Mais pour aller au bout de leurs intentions, Emmanuel Macron et le gouvernement d’Edouard Philippe sont tenus de respecter des étapes bien précises. Il faudra, en effet, saisir le patronat et les syndicats. C’est incontournable, depuis la loi Larcher de janvier 2007, pour « tout projet de réforme » qui concerne « les relations individuelles et collectives du travail, l’emploi et la formation professionnelle ». Plusieurs instances devraient être consultées : la Commission nationale de la négociation collective (dans laquelle sont représentées les organisations de salariés et d’employeurs) ; le Conseil supérieur de la prud’homie (qui donnera un avis au sujet du plafonnement des indemnités octroyées par la justice pour licenciement « sans cause réelle et sérieuse ») ; le Conseil d’orientation sur les conditions de travail (qui se penchera sur le devenir du comité d’hygiène et de sécurité dans les entreprises).

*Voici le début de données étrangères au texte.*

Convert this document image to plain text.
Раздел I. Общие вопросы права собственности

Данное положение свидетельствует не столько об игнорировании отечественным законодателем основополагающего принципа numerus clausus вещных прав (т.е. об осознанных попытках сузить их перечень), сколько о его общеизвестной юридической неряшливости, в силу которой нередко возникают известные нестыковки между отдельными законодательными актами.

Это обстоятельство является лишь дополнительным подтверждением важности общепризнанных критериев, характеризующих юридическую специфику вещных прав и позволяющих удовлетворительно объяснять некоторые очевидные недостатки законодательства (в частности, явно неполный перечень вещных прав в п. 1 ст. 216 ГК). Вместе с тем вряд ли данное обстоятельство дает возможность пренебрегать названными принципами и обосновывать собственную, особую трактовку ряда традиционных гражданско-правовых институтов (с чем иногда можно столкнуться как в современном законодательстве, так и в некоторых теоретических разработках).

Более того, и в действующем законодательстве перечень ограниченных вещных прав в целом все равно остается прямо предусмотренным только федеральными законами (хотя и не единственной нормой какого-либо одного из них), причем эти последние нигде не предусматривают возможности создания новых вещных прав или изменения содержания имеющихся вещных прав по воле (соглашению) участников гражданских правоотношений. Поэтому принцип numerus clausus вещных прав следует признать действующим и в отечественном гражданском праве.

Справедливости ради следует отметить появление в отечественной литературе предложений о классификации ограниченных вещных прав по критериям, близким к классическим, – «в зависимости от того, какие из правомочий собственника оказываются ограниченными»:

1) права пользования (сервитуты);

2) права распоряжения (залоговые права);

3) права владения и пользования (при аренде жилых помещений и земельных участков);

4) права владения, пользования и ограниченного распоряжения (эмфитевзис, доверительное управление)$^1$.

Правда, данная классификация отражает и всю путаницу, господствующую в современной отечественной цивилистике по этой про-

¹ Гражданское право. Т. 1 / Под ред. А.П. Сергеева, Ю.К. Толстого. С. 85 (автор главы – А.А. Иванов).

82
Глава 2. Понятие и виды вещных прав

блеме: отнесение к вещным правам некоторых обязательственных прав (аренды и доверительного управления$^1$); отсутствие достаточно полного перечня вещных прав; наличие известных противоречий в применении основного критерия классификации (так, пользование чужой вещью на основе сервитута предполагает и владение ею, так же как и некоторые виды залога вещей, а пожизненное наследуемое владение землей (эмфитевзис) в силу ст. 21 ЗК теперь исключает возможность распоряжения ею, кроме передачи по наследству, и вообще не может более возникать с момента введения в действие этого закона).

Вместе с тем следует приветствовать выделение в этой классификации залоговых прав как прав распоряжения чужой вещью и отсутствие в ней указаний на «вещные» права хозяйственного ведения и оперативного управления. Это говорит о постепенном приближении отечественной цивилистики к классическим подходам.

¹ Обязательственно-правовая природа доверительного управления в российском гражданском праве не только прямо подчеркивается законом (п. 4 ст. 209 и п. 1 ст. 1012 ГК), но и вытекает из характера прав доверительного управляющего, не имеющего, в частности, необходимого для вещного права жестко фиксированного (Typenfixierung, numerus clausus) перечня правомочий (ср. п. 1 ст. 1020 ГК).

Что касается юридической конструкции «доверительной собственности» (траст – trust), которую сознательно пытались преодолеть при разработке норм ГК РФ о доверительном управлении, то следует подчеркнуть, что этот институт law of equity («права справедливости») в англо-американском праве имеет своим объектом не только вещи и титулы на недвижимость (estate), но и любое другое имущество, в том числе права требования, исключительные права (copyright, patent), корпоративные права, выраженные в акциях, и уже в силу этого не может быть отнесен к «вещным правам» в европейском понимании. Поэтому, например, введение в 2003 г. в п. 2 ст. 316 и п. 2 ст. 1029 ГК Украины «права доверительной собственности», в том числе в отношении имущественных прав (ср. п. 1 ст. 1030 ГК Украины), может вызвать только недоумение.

Parallèlement, le gouvernement va demander, après les législatives des 11 et 18 juin, à l’Assemblée et au Sénat leur aval pour qu’il puisse prendre des mesures relevant du domaine de la loi. Cette autorisation doit lui être accordée par le vote d’une loi d’habilitation mentionnant les objectifs de la réforme et le champ dans lequel celle-ci intervient. Si tout se déroule comme le souhaite l’exécutif, ce texte sera définitivement adopté courant juillet ou début août, à la faveur d’une session extraordinaire du Parlement. Ensuite, les ordonnances elles-mêmes seront rédigées – peut-être dès le mois d’août, au moins pour certaines dispositions qui avaient été envisagées dans de précédents véhicules législatifs (par exemple le barème obligatoire pour les dédommagements prud’homaux).

Les ordonnances entreront en vigueur dès leur publication au Journal officiel. Mais pour qu’elles ne deviennent pas caduques, il faut qu’un projet de loi de ratification soit déposé devant le Parlement dans un délai fixé par la loi d’habilitation. Deux cas de figure peuvent se présenter, ensuite : soit le texte de ratification est approuvé par le Parlement et l’ordonnance acquiert la valeur de loi ; soit il ne l’est pas et celle-ci conserve une valeur simplement réglementaire – ce qui permet d’en contester le contenu devant le Conseil d’Etat. Des décrets seront, par ailleurs, sans doute nécessaires pour permettre l’application effective des ordonnances. Il sera donc difficile, dans ce contexte, de ficeler une réforme qui soit « opérationnelle à la rentrée », selon la formule de Christophe Castaner, porte-parole du gouvernement.